A Hasidic fable relates how a little prince raised amidst luxury grew to be a bored young man who ran away to join a gypsy band.  He was attracted to their unusual costumes, undisciplined antics, and wandering lifestyle.  But over time he came to learn that appearances could deceive.  What he initially found so attractive was, in truth, superficial.  His troupe traveled aimlessly, lived in poverty, and suffered the vagaries of living beyond the law2.  The erstwhile prince became an actor and, like most who practice the carft, came to know hunger and cold.  The lavish costumes of the stage were no substitute for the rags he was compelled to wear in reality.  The pressures of living on the jagged edge of life induced him to forget his life as a prince.

One day, the wandering band happened to return to the prince’s home country.  While affixing a poster announcing their production, they saw an old, faded poster offering a reward for the return of the prince.  Soon discovering that their actor-protégé was the missing royal heir, they rushed him off to the palace.  The prince remembered nothing of his palatial experience but the king recognized him at once and offered him the entire kingdom.  But the prince – still thinking of himself as a destitute gypsy – asked for nothing more than a pair of new shoes.

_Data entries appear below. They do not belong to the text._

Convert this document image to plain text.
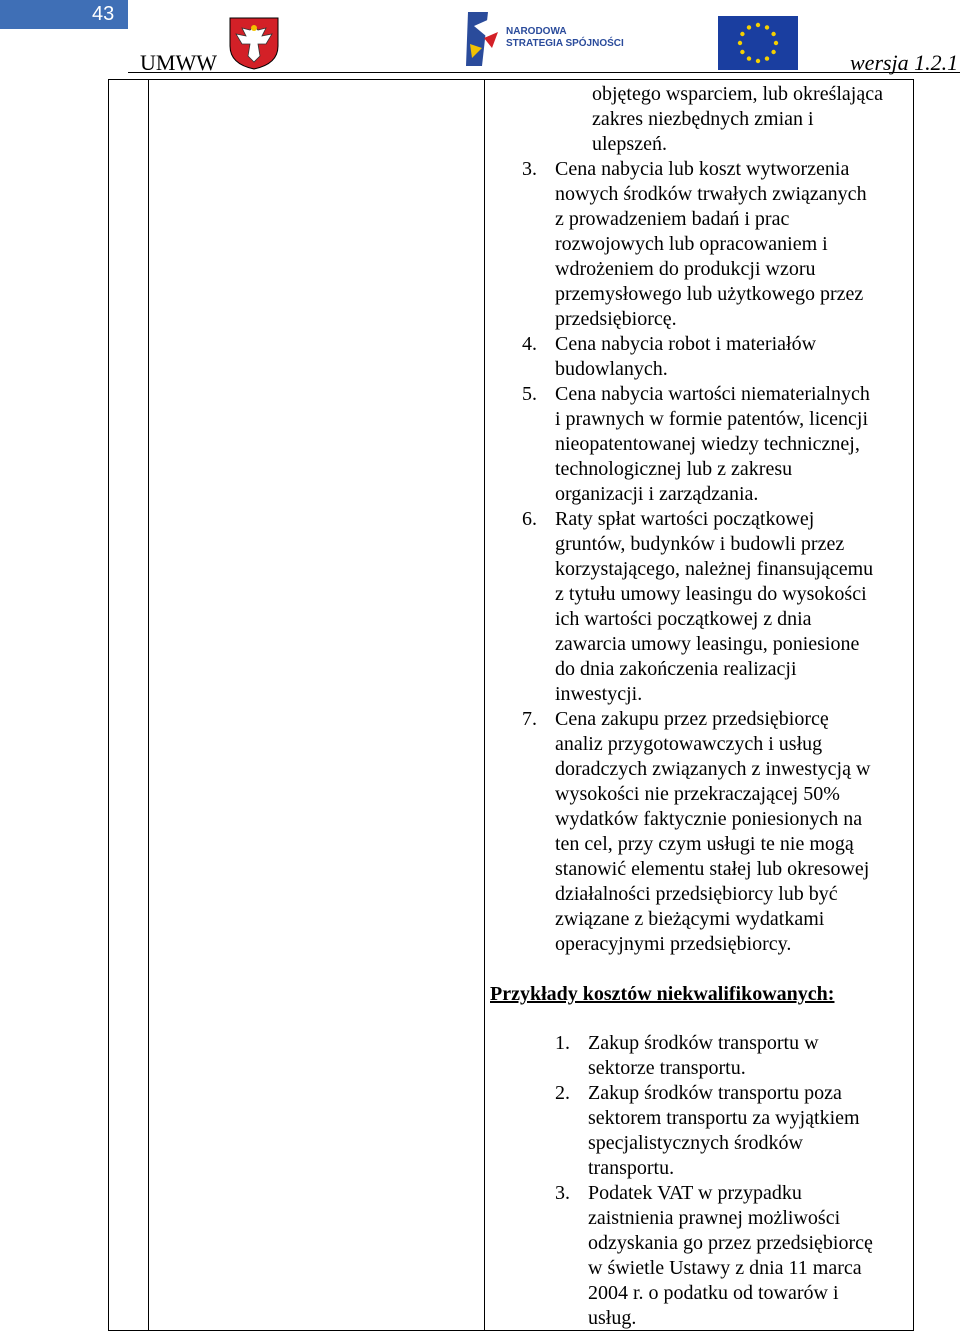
43
UMWW	wersja 1.2.1
NARODOWA
STRATEGIA SPÓJNOŚCI
objętego wsparciem, lub określająca
zakres niezbędnych zmian i
ulepszeń.
3. Cena nabycia lub koszt wytworzenia
nowych środków trwałych związanych
z prowadzeniem badań i prac
rozwojowych lub opracowaniem i
wdrożeniem do produkcji wzoru
przemysłowego lub użytkowego przez
przedsiębiorcę.
4. Cena nabycia robot i materiałów
budowlanych.
5. Cena nabycia wartości niematerialnych
i prawnych w formie patentów, licencji
nieopatentowanej wiedzy technicznej,
technologicznej lub z zakresu
organizacji i zarządzania.
6. Raty spłat wartości początkowej
gruntów, budynków i budowli przez
korzystającego, należnej finansującemu
z tytułu umowy leasingu do wysokości
ich wartości początkowej z dnia
zawarcia umowy leasingu, poniesione
do dnia zakończenia realizacji
inwestycji.
7. Cena zakupu przez przedsiębiorcę
analiz przygotowawczych i usług
doradczych związanych z inwestycją w
wysokości nie przekraczającej 50%
wydatków faktycznie poniesionych na
ten cel, przy czym usługi te nie mogą
stanowić elementu stałej lub okresowej
działalności przedsiębiorcy lub być
związane z bieżącymi wydatkami
operacyjnymi przedsiębiorcy.
Przykłady kosztów niekwalifikowanych:
1. Zakup środków transportu w
sektorze transportu.
2. Zakup środków transportu poza
sektorem transportu za wyjątkiem
specjalistycznych środków
transportu.
3. Podatek VAT w przypadku
zaistnienia prawnej możliwości
odzyskania go przez przedsiębiorcę
w świetle Ustawy z dnia 11 marca
2004 r. o podatku od towarów i
usług.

It is here that the rebbe telling this story drew his conclusion.  We are all like the prince.  Fancy clothes and novelty items easily distract us.  We yearn to free ourselves of constraints and commitments that impede unrestrained self-expression.  As a result, we become terribly lost and forget our true identity.  This was both the attraction and danger of Hellenism and the real struggle of the Maccabees.  Interestingly, Joseph who calls Egypt “the land of my affliction” anticipated this struggle.  Although Joseph became wealthy and powerful, argues Don Isaac Abarbanel, Joseph still felt afflicted having to live in a strange land separated from his kin and his heritage.  The lure of fame or fortune can never compensate for our spiritual identity, the profound sense of belonging to an eternal people.